Unveröffentlichtes gelesen von Elke Heidenreich und Dieter Hildebrandt

Hanns Dieter Hüsch öffnet seine prallvolle Schatztruhe und präsentiert unveröffentlichte Texte aus 60 Jahren Bühnenerfahrung. Herausgekommen sind über 120 Minuten voller Geschichten, mal nachdenklich, mal bittergallig, meist urkomisch und oft tief ergreifend.

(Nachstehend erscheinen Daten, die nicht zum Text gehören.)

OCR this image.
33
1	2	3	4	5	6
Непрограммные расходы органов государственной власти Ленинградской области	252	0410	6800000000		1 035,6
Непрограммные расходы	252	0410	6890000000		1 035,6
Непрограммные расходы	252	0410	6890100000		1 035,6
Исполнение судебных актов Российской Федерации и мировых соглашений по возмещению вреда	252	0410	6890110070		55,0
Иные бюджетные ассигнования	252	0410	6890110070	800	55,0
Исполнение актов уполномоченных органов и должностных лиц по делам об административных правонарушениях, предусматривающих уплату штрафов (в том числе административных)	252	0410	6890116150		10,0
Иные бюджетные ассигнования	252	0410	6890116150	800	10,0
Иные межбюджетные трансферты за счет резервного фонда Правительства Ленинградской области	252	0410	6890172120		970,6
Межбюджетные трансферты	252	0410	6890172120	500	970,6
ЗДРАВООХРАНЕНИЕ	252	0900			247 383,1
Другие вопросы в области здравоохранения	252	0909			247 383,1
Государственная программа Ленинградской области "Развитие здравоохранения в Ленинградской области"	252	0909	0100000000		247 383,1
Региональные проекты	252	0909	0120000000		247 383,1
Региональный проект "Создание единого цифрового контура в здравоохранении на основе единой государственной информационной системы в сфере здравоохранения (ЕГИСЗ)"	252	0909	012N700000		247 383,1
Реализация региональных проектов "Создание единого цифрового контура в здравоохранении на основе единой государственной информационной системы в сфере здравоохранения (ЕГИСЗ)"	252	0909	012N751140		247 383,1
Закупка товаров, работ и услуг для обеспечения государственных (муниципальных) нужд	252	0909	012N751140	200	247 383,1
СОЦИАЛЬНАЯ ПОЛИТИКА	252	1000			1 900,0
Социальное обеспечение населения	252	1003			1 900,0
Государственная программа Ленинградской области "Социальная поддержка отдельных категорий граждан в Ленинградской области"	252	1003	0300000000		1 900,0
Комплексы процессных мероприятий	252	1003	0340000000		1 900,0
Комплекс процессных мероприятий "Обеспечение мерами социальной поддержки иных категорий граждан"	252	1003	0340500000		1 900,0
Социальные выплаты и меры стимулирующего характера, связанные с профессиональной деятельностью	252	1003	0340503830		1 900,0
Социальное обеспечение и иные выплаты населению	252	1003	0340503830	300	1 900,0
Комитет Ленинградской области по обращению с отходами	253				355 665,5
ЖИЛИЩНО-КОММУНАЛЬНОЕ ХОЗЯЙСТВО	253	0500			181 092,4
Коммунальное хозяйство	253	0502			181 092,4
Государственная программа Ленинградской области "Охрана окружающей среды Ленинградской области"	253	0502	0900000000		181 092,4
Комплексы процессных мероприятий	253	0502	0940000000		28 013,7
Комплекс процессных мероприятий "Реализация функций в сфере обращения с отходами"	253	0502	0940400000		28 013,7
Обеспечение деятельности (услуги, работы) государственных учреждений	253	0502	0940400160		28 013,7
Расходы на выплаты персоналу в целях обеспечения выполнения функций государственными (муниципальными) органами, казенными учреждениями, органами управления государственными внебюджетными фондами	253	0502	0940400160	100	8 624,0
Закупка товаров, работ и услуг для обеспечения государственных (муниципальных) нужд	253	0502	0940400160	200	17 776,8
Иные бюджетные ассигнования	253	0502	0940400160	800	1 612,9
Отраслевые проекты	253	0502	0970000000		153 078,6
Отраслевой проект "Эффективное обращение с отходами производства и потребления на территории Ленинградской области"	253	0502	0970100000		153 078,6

Präsentiert u.a. von Elke Heidenreich und Dieter Hildebrandt wurde daraus ein unvergessliches Hörerlebnis und eine Hommage an den Grandseigneur des deutschen Kabaretts.

Autorenporträt
Hanns Dieter Hüsch, 1925-2005 ist in Moers am Niederrhein geboren und begann im Jahre 1948 seine Laufbahn als Solo-Kabarettist. Seitdem ist er mit zahllosen Programmen auf kleinen und großen Bühnen im In- und Ausland aufgetreten. 1994 erhielt er den Staatspreis des Landes NRW, ist Ehrenbürger der Stadt Moers und der Mainzer Universität. Gleich zweimal erhielt er den Deutschen Kleinkunstpreis.
Rezensionen

Perlentaucher-Notiz zur NZZ-Rezension

Daniele Muscionico ist ein großer Fan des Ende 2005 verstorbenen Hanns Dieter Hüsch. Und prinzipiell begrüßt er es auch, wenn jetzt bislang unveröffentlichte Texte des großen niederrheinischen Humoristen aus dem Nachlass publiziert werden. Aber mit der im Falle dieses Hörbuchs gewählten Methode ist Muscionico nicht restlos einverstanden. Denn Elke Heidenreich, Jürgen Becker, Dieter Hildebrandt, Franz Hohler, Reinhard Mey, Dieter Nuhr und Bernd Schroeder machen ihre Sache zwar anständig, und auch die Texte entfalten natürlich die gewohnte Hüsch'sche Verve - doch der Rezensent bekam beim Hören offenbar eine Sehnsucht nicht aus seinem Ohr: die Sehnsucht, dass Hüsch doch selbst seine Texte vortragen möge.